CUNY Queens College takes the colloquial phrase “money is power” to a whole new level, as do other universities. It’s not often clear how budgetary decisions are made at QC; the so-called ‘transparency’ that the upper level administration and student government claim to promote, is seemingly absent at times like these. Nevertheless, The Knight News conducted thorough research to properly inform its readers.
Funds at QC are organized depending on their purpose, and fall under one of the four governing boards on campus. The boards have the same general structure: Each governing body has a board of directors, which are individuals who have voting power in how funds are managed. Then there’s “ex-officio” members, who are part of the board because of the position they have, but aren’t allowed voting rights. Some boards have a large number of voting members, making it difficult to arrange a meeting. As a result, they have various committees with a portion of the members from the board, who meet on a more daily basis to craft recommendations on how funds should be managed. These recommendations are then proposed to the full board of directors, and are subject to approval. Most boards follow parliamentary procedure, specifically being Robert’s Rules of Order.
The Auxiliary Enterprises Corporation, The Student Services Corporation, The Queens College Association and The College Personnel and Budget Committee (P&B) are boards responsible for managing the funds at QC. Each board is entrusted with a different purpose of managing different types of funds. For most of these boards, with the P&B being the exception, six student government officers constitute a portion of the membership, with two of the six being the annually elected Student Association President & Vice President. The other four students are appointed by the Student Association President, with the consent of the Student Senate.
The Student Services Corporation (SSC) is one of four administrative boards on campus. The Corporation collects all student activity fees obtained from students paying tuition, as well as any and all revenue obtained from the Student Union (e.g. space rentals). The corporation has a 18 member board, with four ex-officio voting members. The corporation managed approximately $2.6 million in fees in the last fiscal year, according to the 2019 fiscal year budget on the college’s website.
The Queens College Association (QCA) is a board that moderates the student activity fee given to clubs, Student Association, the QC Committee for Disabled Students (CDS) and anything else related to student life. The board consists of 13 voting members. Six are the aforementioned officers of the Student Association. Three are professors, who are appointed from a panel of six annually elected by the Academic Senate. The other three are college administrators, the last being the college president himself.
The College Association’s funding is obtained from an allocated portion of the finances from the Student Services Corporation. The operating budget of the QCA board is unknown; however, the Student Association’s budget for this year is $106,399. The budget for clubs and organizations is also unknown for this fiscal year, but the Student Association leadership on the board has a past history of being fiscally conservative when it comes to proposing club budgets.

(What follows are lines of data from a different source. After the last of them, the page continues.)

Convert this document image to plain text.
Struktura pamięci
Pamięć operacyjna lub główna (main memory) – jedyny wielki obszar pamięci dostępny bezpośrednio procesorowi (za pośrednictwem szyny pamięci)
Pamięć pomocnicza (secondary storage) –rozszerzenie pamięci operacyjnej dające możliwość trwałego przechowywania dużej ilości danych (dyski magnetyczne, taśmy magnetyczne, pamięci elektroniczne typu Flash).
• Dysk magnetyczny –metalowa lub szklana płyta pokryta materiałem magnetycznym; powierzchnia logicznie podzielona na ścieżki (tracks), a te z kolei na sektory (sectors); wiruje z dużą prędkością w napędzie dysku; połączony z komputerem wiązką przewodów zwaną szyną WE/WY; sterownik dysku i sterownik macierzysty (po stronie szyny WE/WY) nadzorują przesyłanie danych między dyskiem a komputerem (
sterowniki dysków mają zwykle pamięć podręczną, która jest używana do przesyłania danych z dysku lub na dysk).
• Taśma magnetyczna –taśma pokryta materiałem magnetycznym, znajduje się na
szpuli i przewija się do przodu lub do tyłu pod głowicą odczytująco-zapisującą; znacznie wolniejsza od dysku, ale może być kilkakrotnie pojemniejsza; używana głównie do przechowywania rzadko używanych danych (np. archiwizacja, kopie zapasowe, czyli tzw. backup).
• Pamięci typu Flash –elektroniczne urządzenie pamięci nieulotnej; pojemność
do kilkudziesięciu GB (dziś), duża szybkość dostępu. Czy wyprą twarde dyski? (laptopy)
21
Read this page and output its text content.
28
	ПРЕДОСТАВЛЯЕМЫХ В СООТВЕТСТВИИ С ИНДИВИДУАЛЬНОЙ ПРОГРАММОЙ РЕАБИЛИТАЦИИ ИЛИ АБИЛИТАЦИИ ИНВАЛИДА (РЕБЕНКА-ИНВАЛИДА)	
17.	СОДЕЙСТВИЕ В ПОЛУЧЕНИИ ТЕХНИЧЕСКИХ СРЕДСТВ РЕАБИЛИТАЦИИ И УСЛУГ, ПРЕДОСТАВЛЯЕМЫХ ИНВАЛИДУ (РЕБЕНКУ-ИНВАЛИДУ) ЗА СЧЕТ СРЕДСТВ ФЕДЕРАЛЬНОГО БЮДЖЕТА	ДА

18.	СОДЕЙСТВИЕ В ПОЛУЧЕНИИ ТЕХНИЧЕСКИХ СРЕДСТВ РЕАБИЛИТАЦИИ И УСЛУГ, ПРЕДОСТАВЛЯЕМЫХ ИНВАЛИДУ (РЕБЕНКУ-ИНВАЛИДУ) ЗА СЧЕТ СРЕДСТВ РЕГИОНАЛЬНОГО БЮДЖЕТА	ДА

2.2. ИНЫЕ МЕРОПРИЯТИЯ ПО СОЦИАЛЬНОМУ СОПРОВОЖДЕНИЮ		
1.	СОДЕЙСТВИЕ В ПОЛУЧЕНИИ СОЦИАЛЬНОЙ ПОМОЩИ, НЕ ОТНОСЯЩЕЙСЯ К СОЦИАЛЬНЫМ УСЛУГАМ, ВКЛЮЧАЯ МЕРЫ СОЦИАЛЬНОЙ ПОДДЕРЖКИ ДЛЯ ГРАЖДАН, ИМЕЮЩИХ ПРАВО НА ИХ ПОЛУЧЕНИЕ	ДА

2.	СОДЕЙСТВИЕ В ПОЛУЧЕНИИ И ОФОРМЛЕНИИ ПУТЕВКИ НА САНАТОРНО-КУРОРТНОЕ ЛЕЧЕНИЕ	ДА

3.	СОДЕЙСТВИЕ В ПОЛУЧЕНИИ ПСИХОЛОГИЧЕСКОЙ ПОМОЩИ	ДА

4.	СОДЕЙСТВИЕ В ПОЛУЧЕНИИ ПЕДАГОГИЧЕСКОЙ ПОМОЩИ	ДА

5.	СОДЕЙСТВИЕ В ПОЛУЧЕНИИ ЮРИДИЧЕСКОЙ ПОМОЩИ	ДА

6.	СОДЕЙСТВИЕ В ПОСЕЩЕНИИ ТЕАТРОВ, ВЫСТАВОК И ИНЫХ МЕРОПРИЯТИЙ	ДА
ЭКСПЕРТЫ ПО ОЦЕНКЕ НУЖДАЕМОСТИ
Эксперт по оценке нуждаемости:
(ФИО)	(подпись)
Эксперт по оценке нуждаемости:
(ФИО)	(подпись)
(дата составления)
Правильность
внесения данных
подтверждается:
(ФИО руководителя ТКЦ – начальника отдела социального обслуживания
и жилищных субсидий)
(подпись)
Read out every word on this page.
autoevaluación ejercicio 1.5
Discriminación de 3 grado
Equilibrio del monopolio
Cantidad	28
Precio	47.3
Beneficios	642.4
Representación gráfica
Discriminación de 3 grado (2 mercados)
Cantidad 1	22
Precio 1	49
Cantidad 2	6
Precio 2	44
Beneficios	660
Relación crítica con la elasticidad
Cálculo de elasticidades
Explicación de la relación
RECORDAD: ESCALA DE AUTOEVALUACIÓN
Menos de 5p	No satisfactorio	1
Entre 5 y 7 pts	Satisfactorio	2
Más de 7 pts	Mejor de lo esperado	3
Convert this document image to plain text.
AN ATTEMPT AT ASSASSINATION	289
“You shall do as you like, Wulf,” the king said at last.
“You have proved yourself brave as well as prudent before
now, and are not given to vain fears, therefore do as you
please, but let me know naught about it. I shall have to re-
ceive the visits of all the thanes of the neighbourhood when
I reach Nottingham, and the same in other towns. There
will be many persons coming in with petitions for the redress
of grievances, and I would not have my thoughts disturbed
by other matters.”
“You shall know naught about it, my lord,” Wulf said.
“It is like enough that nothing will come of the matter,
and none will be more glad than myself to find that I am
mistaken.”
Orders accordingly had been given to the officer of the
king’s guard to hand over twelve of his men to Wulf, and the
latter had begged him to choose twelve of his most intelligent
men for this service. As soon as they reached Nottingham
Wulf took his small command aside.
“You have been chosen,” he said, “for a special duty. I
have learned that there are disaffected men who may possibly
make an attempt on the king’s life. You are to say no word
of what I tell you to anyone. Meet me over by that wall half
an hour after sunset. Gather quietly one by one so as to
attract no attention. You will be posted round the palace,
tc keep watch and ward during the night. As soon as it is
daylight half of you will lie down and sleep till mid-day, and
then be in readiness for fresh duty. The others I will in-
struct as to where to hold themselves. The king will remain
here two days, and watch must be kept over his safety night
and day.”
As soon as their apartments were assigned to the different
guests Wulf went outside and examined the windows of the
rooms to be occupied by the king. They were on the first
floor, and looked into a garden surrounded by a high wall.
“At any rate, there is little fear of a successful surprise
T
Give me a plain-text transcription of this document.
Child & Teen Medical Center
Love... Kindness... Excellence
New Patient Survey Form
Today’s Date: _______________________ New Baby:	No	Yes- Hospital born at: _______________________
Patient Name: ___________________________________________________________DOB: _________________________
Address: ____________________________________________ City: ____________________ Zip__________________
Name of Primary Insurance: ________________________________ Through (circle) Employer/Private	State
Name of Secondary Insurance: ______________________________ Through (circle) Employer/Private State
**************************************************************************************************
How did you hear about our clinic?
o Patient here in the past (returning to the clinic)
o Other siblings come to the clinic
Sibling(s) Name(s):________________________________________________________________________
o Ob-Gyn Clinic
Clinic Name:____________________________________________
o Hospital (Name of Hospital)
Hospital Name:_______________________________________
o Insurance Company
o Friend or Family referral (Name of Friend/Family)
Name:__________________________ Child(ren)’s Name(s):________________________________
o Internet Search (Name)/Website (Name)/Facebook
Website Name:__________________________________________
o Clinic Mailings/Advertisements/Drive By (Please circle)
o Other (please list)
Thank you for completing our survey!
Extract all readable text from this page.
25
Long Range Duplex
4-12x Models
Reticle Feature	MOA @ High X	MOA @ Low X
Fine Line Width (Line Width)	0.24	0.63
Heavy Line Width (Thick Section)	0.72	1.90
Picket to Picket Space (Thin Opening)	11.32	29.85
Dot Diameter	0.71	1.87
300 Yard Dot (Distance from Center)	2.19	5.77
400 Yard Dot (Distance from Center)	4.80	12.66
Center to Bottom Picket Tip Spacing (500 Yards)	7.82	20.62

The Auxiliary Enterprises Corporation (AEC) is an administrative board entrusted with providing auxiliary enterprises, such as food services, a campus bookstore, parking, etc., for the benefit of the Queens College students, faculty, and staff. According to its bylaws “the Corporation is organized under the New York Not-for-Profit Corporation Law and is operated exclusively for the charitable purpose of supporting Queens College.” In layman’s terms, the AEC collects revenue on campus from dining services, venue rentals, the shuttle bus fee, parking, etc. In the past fiscal year, the AEC (and ergo the college) obtained nearly $3.7 million in revenue according to an estimate from the 2019 fiscal year budget.
Lastly, QC has a Personnel and Budget Committee, which according to CUNY bylaws, Article 8, Section 7, is responsible for approving promotions of faculty members to higher ranks such as assistant professor, associate professor, full-time professor and so on. The Personnel and Budget Committee (P&B) has a membership consisting of all department chairs. The P&B is chaired by the College President and co-chaired by the Provost. It is unknown what the budget for the P&B is.
What this information demonstrates is that it’s important – now especially more than ever – that Queens College, particularly its student body, takes note of the people running for student government. The people elected into office have more influence than the general public is made aware of, and as payers of QC tuition, students have the right to know what they’re investing in.